The plaintiffs lawyer made written submissions in which made written submissions in which he argued that there was a biding contract between the plaintiff and the defendant having been entered into on 26th July, 2000.

There was no doubt that there was a valid contract between the two. So resolving the first issue it goes without saying that definitely there breach of the contract.

The plaintiff gave evidence to the effect that the murram was escarvated and some taken but he was not paid at all. That a heap of murram was just abandoned at the site that despite demands to pay him the defendant company have been to no avail.

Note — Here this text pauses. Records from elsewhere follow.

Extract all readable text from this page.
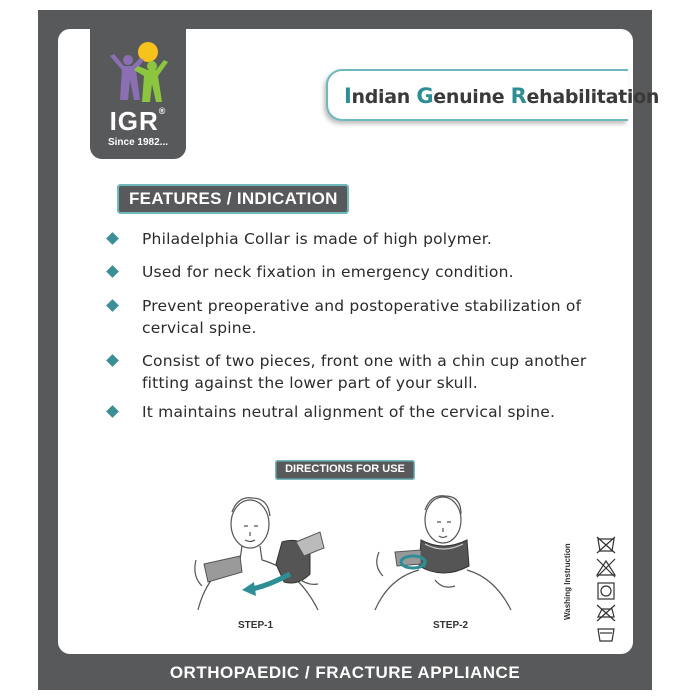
IGR®
Since 1982...
Indian Genuine Rehabilitation
FEATURES / INDICATION
Philadelphia Collar is made of high polymer.
Used for neck fixation in emergency condition.
Prevent preoperative and postoperative stabilization of cervical spine.
Consist of two pieces, front one with a chin cup another fitting against the lower part of your skull.
It maintains neutral alignment of the cervical spine.
DIRECTIONS FOR USE
STEP-1	STEP-2
Washing Instruction
ORTHOPAEDIC / FRACTURE APPLIANCE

As regards the second issue whether the plaintiff is entitled to any damages. The answer is in affirmative. The Plaintiff testified that he was using the land where the murram was escarvated for agricultural purpose. That he was growing there, matooke, maize groundnuts cassava but now there is a ditch which is useless for agricultural purposes. That there is also a heap of murram of which definitely is of no use. What remains to be consisted is how much general damages can be awarded. The general rule about the measure of damages is that sum of money which will put the party who has been injured or who has suffered in the same position as he would be in if he had not sustained the wrong for which he is now getting his compensation or reparation (Livingstone v Nawuards Coal Co. 91880) App. Cases (at page 25.29) per Lord Blackburn. In case of a contract this refers to the position the plaintiff would have been in had the contract not been broken. I am afraid I am considering only general damages because much as the particular loss of 5,000,000/= was pleaded in the pleadings, there was no attempt to prove there from the migger evidence given.

The plaintiff didn’t know how many trips, were collected from the suit area. He said that the trips were taken when he was in hospital. The figure of 1000 trips was mere estimate. All the calculators which amounted to the shs. 5,000,000/= were merely speculations and estimates. There was no evidence led to prove special damages documentary or otherwise. See Makumbi v Kigezi African Bus Co., Ltd 1986) 69.

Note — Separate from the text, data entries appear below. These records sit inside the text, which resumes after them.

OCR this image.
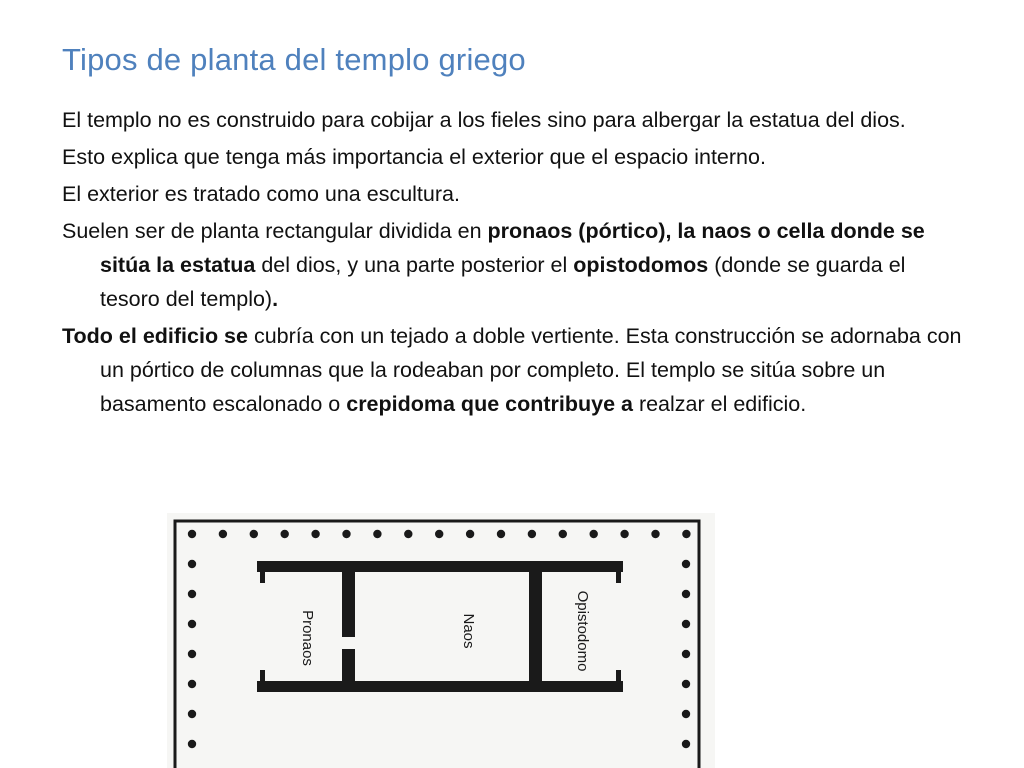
Tipos de planta del templo griego

El templo no es construido para cobijar a los fieles sino para albergar la estatua del dios.

Esto explica que tenga más importancia el exterior que el espacio interno.

El exterior es tratado como una escultura.

Suelen ser de planta rectangular dividida en pronaos (pórtico), la naos o cella donde se sitúa la estatua del dios, y una parte posterior el opistodomos (donde se guarda el tesoro del templo).

Todo el edificio se cubría con un tejado a doble vertiente. Esta construcción se adornaba con un pórtico de columnas que la rodeaban por completo. El templo se sitúa sobre un basamento escalonado o crepidoma que contribuye a realzar el edificio.

Pronaos	Naos	Opistodomo
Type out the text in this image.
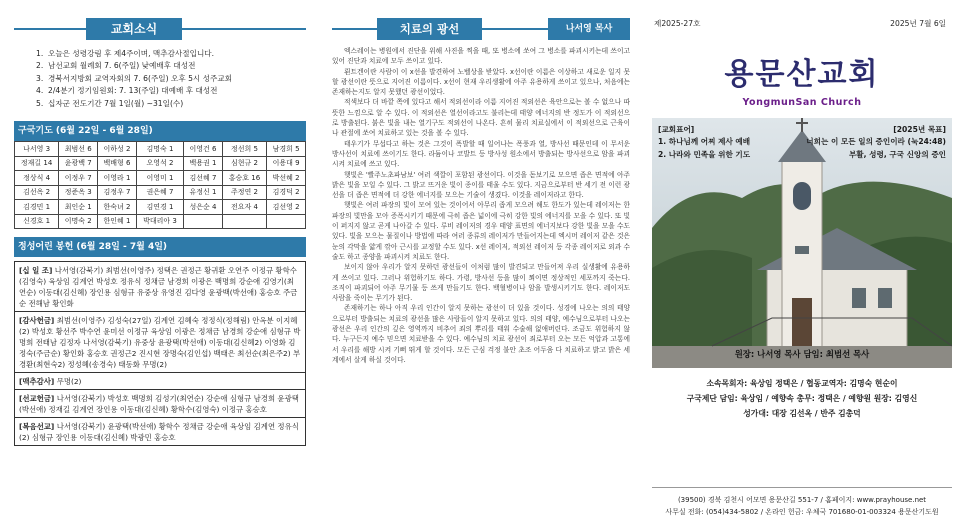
교회소식
1. 오늘은 성령강림 후 제4주이며, 맥추감사절입니다.
2. 남선교회 월례회 7. 6(주일) 낮예배후 대성전
3. 경북서지방회 교역자회의 7. 6(주일) 오후 5시 성주교회
4. 2/4분기 정기임원회: 7. 13(주일) 대예배 후 대성전
5. 십자군 전도기간 7월 1일(월) ~31일(수)
구국기도 (6월 22일 - 6월 28일)
나서영 3	최범선 6	이하성 2	김명숙 1	이영건 6	정선희 5	남경희 5
정재길 14	윤광백 7	백배형 6	오영석 2	백용권 1	심현규 2	이용대 9
정상식 4	이정우 7	이영라 1	이영미 1	김선혜 7	홍승호 16	박선혜 2
김선옥 2	정준옥 3	김정우 7	권은혜 7	유정신 1	주정연 2	김경덕 2
김경민 1	최인순 1	한숙녀 2	김연경 1	성은순 4	전요자 4	김선영 2
신경호 1	이명숙 2	한인혜 1	박대리아 3			
정성어린 봉헌 (6월 28일 - 7월 4일)
[십 일 조] 나서영(감북기) 최범선(이영주) 정택은 권정근 황귀환 오연주 이정규 황학수(김영숙) 육상임 김계연 박성호 정유식 정채금 남경희 이광은 백명희 강순애 김영기(최연순) 이동대(김신혜) 장인용 심형규 유중상 유영진 김다영 윤광백(박선애) 홍승호 주금순 전해남 황인화
[감사헌금] 최범선(이영주) 김성숙(27일) 김계연 김혜숙 정정식(정해림) 안옥분 이지혜(2) 박성호 황선주 박수연 윤미선 이정규 육상임 이광은 정채금 남경희 강순애 심형규 박명희 전태남 김정자 나서영(감북기) 유중상 윤광택(박선애) 이동대(김신혜2) 이영화 김정숙(주금순) 황인화 홍승호 권정근2 진시현 장명숙(김인섭) 백태은 최선순(최은주2) 부경환(최현숙2) 정성혜(송경숙) 태동화 무명(2)
[맥추감사] 무명(2)
[선교헌금] 나서영(감북기) 박성호 백명희 김성기(최연순) 강순애 심형규 남경희 윤광택(박선애) 정재길 김계연 장인용 이동대(김신혜) 황학수(김영숙) 이정규 홍승호
[복음선교] 나서영(감북기) 윤광택(박선애) 황학수 정채금 강순애 육상임 김계연 정유식(2) 심형규 장인용 이동대(김신혜) 박광민 홍승호
치료의 광선	나서영 목사

엑스레이는 병원에서 진단을 위해 사진을 찍을 때, 또 병소에 쏘여 그 병소를 파괴시키는데 쓰이고 있어 진단과 치료에 모두 쓰이고 있다.

뢴트겐이란 사람이 이 x선을 발견하여 노벨상을 받았다. x선이란 이름은 이상하고 새로운 일지 못할 광선이란 뜻으로 지어진 이름이다. x선이 현재 우리생활에 아주 유용하게 쓰이고 있으나, 처음에는 존재하는지도 알지 못했던 광선이었다.

적색보다 더 바깥 쪽에 있다고 해서 적외선이라 이름 지어진 적외선은 육안으로는 볼 수 없으나 따뜻한 느낌으로 알 수 있다. 이 적외선은 열선이라고도 불리는데 태양 에너지의 반 정도가 이 적외선으로 방출된다. 붉은 빛을 내는 열기구도 적외선이 나온다. 흔히 물리 치료실에서 이 적외선으로 근육이나 관절에 쏘여 치료하고 있는 것을 볼 수 있다.

태우기가 무섭다고 하는 것은 그것이 폭발할 때 일어나는 폭풍과 열, 방사선 때문인데 이 무서운 방사선이 치료에 쓰이기도 한다. 라듐이나 코발트 등 방사성 원소에서 방출되는 방사선으로 암을 파괴시켜 치료에 쓰고 있다.

햇빛은 '빨주노초파남보' 여러 색깔이 포함된 광선이다. 이것을 돋보기로 모으면 좁은 면적에 아주 밝은 빛을 모일 수 있다. 그 밝고 뜨거운 빛이 종이를 태울 수도 있다. 지금으로부터 반 세기 전 이런 광선을 더 좁은 면적에 더 강한 에너지를 모으는 기술이 생겼다. 이것을 레이저라고 한다.

햇빛은 여러 파장의 빛이 모여 있는 것이어서 아무리 좁게 모으려 해도 한도가 있는데 레이저는 한 파장의 빛만을 모아 증폭시키기 때문에 극히 좁은 넓이에 극히 강한 빛의 에너지를 모을 수 있다. 또 빛이 퍼지지 않고 곧게 나아갈 수 있다. 루비 레이저의 경우 태양 표면의 에너지보다 강한 빛을 모을 수도 있다. 빛을 모으는 물질이나 방법에 따라 여러 종류의 레이저가 만들어지는데 엑시머 레이저 같은 것은 눈의 각막을 얇게 깎아 근시를 교정할 수도 있다. x선 레이저, 적외선 레이저 등 각종 레이저로 외과 수술도 하고 종양을 파괴시켜 치료도 한다.

보이지 않아 우리가 알지 못하던 광선들이 이처럼 많이 발견되고 만들어져 우리 실생활에 유용하게 쓰이고 있다. 그러나 위험하기도 하다. 가령, 방사선 등을 많이 쬐이면 정상적인 세포까지 죽는다. 조직이 파괴되어 아주 무기물 등 쓰게 만들기도 한다. 백혈병이나 암을 발생시키기도 한다. 레이저도 사람을 죽이는 무기가 된다.

존재하기는 하나 아직 우리 인간이 알지 못하는 광선이 더 있을 것이다. 성경에 나오는 의의 태양으로부터 방출되는 치료의 광선을 많은 사람들이 알지 못하고 있다. 의의 태양, 예수님으로부터 나오는 광선은 우리 인간의 깊은 영역까지 비추어 죄의 뿌리를 태워 수술해 없애버린다. 조금도 위험하지 않다. 누구든지 예수 믿으면 치료받을 수 있다. 예수님의 치료 광선이 죄로부터 오는 모든 억압과 고통에서 우리를 해방 시켜 기뻐 뛰게 할 것이다. 모든 근심 걱정 불안 초조 어두움 다 치료하고 밝고 밝은 세계에서 살게 하실 것이다.

제2025-27호	2025년 7월 6일
용문산교회
YongmunSan Church
[교회표어]	[2025년 목표]
1. 하나님께 어찌 제사 예배	너희는 이 모든 일의 증인이라 (눅24:48)
2. 나라와 민족을 위한 기도	부활, 성령, 구국 신앙의 증인
원장: 나서영 목사 담임: 최범선 목사
소속목회자: 육상임 정택은 / 협동교역자: 김명숙 현순이
구국제단 담임: 육상임 / 예향속 총무: 정택은 / 예향원 원장: 김영신
성가대: 대장 김선옥 / 반주 김총덕
(39500) 경북 김천시 어모면 용문산길 551-7 / 홈페이지: www.prayhouse.net
사무실 전화: (054)434-5802 / 온라인 헌금: 우체국 701680-01-003324 용문산기도원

I shall award general damages to the plaintiff to the tune of shs 2,000,000/= for breach of contract with interest of 8% from the time of judgment to full realization.

Again I am unable to order specific performance of the contract, because there was no evidence led to assist me how this specific performance should be performed.

I shall also order costs of the suit to be horne by the defendant consequently judgment is entered in favour of the plaintiff in the above mentioned terms.




Judgment delivered

Right of appeal explained to plaintiff and his counsel present.